#MyGlobalMoment from The Ubuntu Center on Vimeo.
“And you
call yourself an educated man.”
I was having
a buffet breakfast in 2006 with two Afghan teachers at a conference for Middle
Eastern educators (TARA) in Bahrain. The
man was young, maybe thirty, the woman, Hamaira, more seasoned, with a married
daughter of her own. She had told me of her marriage at the age of 11, how she
was in the garden playing with dolls when her father came to fetch her to meet
her new husband. While they had grown
close over the years, she was quick to distinguish her marriage from her
daughter’s, which, with a slight straightening of the spine, she described as a
“love marriage.” Her daughter lived in Atlanta, far removed from her but also
from the fighting in Kabul. “It is good,” she said definitively.
Hamaira, who
had endured refugee camps and had very little in the way of material belongings
insisted on giving me her headscarf when we parted, an act of generosity that I could not
refuse, but which hurt to accept. Years later, it
still smells of her perfume.
The young
man had a permanent look of concern. He
thought the ideas being exchanged at the conference were all good ones, but, he
tipped his head, unfortunately not much use to him as his students had neither
desks nor pencils. These were only a couple items
on a long list of what had gone missing in Kabul as the result of war. No electricity. No clean water. His grandmother had no legs as a result of an American land mine.
“And you are
sitting here having breakfast with me?” I asked.
“You did not
plant this bomb,” he said matter-of-factly, evidencing a maturity of reasoning
not present at home where educated folks had actually debated the
merits of calling French fries “freedom fries,” a few years prior -- a phrase
still in use at that time (and still in use in some restaurants even
today). Americans know how to hold a
grudge and spread it with ubiquitous contempt from border to border.
The
conference had sponsored the attendance of these two teachers. They were both classroom teachers and
trainers of teachers in a school system in which many children go to school in
2 hour increments because of their work schedules. Not the teachers’ work schedules, the kids’. With so many of the men absent from families
after decades of war, basic provisions were a joint effort. As we sat trading
stories, the young man said something that made Hamaira flare. “Ah, you say
these things, and yet when you ask your wife to bring you a glass of water, you
do not look her in the eye or speak her name. You wave your hand and say, water.

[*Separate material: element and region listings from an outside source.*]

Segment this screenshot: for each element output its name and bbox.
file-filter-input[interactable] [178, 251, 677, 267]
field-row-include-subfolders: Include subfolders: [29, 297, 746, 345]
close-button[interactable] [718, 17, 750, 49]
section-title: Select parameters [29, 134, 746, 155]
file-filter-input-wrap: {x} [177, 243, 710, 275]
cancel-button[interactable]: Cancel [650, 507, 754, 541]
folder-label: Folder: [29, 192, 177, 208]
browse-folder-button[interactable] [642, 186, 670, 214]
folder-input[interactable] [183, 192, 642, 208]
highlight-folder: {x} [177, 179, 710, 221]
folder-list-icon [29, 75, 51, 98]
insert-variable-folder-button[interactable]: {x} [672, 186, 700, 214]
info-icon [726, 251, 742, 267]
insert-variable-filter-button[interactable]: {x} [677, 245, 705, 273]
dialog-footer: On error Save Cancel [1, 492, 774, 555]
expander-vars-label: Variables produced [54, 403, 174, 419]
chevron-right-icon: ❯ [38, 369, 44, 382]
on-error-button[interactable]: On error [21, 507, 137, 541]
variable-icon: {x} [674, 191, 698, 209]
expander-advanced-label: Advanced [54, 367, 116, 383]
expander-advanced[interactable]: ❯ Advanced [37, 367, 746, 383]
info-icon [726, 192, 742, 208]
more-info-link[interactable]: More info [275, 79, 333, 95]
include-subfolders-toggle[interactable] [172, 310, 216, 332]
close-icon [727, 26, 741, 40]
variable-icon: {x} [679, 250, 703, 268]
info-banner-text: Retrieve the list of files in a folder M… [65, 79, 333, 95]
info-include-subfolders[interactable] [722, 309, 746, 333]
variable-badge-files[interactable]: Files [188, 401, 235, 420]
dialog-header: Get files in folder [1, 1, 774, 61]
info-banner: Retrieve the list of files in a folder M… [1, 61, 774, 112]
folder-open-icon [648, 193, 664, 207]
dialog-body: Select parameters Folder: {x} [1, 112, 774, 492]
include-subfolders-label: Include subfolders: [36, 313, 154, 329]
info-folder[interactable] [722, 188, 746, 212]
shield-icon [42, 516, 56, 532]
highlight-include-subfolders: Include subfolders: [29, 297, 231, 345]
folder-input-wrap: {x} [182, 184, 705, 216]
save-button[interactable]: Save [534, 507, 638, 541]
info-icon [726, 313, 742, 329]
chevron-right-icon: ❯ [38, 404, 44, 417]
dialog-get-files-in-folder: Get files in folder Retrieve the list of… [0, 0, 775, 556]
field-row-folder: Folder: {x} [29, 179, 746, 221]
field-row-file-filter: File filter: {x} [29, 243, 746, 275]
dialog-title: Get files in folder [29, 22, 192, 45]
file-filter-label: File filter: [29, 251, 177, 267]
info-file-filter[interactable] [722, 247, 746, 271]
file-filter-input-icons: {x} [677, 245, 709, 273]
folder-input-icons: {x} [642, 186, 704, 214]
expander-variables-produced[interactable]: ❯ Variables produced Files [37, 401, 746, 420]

And you call yourself an educated man,” she sniffed.
“What do you
expect?” The young man replied with a shrug. “I live in my father’s house.”
Changing the
hearts and minds of people with such deep traditions suddenly looked to me to
be a foolish, misguided and painfully arrogant notion, dreamy, magical fiction,
transient as freedom fries.
To some
extent, we all live in our father’s house.
How we find common ground is never along path carved out by one party.